La matematica reca ugualmente un gran beneficio all’opera dell’animo, e su questo concordato tutti i sapienti: le realtà visibili infatti sono immagine delle invisibili. Come in uno specchio infatti gli enti che esistono nel mondo intellegibile si fanno presenti nel mondo sensibile. Qui sono nel moto e nella verità, lì invece consistono secondo una ragione stabile e perpetua. Insegniamoci a fare astrazione dalla materia, dal moto e dal tempo la matematica ci rende dunque capaci di intendere e contemplare le specie intelligibili. Per questo motivo dunque Pitagora, Platone e tutti i sapienti che hanno tentato di comunicarci concetti profondi e difficili non si sono serviti di altri mezzi se non dei concetti matematici. E il nemico stesso dei matematici, quell’Aristotele che più si attiene ai princìpi della logica – e che è più bravo a criticare che argomentare –, quando si sforzava di illustrare i più profondi processi della natura, quante volte non si è trovato nella necessità di ricorrere a quei concetti matematici che aveva ripudiato?
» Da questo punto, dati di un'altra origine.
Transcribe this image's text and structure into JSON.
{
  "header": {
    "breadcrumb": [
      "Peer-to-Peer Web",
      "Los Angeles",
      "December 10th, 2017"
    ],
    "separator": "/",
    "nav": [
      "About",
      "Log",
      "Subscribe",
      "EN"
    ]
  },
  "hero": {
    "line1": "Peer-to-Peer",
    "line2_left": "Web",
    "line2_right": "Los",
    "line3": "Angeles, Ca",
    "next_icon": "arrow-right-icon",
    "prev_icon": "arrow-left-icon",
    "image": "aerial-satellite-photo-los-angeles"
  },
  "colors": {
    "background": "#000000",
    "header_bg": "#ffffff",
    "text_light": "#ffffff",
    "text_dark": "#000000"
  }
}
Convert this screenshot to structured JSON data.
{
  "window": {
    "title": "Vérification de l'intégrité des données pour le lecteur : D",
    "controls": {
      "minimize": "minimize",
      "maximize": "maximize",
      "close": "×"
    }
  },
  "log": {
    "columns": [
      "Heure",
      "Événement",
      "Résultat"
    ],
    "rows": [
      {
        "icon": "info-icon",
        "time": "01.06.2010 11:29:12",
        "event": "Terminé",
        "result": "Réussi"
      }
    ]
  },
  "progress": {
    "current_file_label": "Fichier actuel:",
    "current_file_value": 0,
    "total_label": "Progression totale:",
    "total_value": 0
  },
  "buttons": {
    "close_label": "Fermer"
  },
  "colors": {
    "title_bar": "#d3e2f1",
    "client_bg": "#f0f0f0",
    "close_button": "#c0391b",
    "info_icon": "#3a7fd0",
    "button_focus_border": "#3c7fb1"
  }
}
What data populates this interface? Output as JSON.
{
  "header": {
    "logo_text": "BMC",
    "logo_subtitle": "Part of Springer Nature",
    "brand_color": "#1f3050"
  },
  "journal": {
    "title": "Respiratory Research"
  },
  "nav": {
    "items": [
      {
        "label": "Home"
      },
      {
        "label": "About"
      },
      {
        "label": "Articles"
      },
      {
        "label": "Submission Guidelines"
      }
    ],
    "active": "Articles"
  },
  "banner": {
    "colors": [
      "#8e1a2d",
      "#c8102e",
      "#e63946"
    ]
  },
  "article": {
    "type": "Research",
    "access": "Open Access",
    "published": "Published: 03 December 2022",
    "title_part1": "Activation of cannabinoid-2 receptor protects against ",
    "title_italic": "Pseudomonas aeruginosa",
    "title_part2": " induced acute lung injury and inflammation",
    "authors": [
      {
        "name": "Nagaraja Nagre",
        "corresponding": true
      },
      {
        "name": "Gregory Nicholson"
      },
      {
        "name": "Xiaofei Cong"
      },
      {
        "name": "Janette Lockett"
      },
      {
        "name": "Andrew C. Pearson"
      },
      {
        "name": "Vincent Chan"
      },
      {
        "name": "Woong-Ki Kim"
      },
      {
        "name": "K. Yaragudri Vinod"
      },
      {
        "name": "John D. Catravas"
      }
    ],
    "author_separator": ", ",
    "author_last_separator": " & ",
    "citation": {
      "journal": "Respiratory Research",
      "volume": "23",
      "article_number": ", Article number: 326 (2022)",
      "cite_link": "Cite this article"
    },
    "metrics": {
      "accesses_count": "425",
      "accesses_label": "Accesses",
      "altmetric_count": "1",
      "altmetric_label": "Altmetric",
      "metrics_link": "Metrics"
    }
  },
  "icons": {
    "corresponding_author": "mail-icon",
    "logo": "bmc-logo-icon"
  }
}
     Attraverso i numeri, che per Platone sono oscure realtà intelligibili, certo si dischiude per noi il cammino dalle immagini dei corpi e dalle ombre, che sono oscure realtà sensibili, alle idee, che sempre Platone definisce limpide realtà intelligibili. Per non dire poi che tra enti matematici e fisici si chiude uno spazio riservato ai flussi di certi corpi naturali, flussi che conservano un carattere integro verso una determinata interruzione e dei quali erano soliti servirsi i magi per uccidere qualcuno. Questo è stato creduto da Eraclito ed Epicuro, confermato da Sinesio e Proclo; noi non ne siamo affatto all’oscuro e i negromanti lo sanno benissimo per esperienza.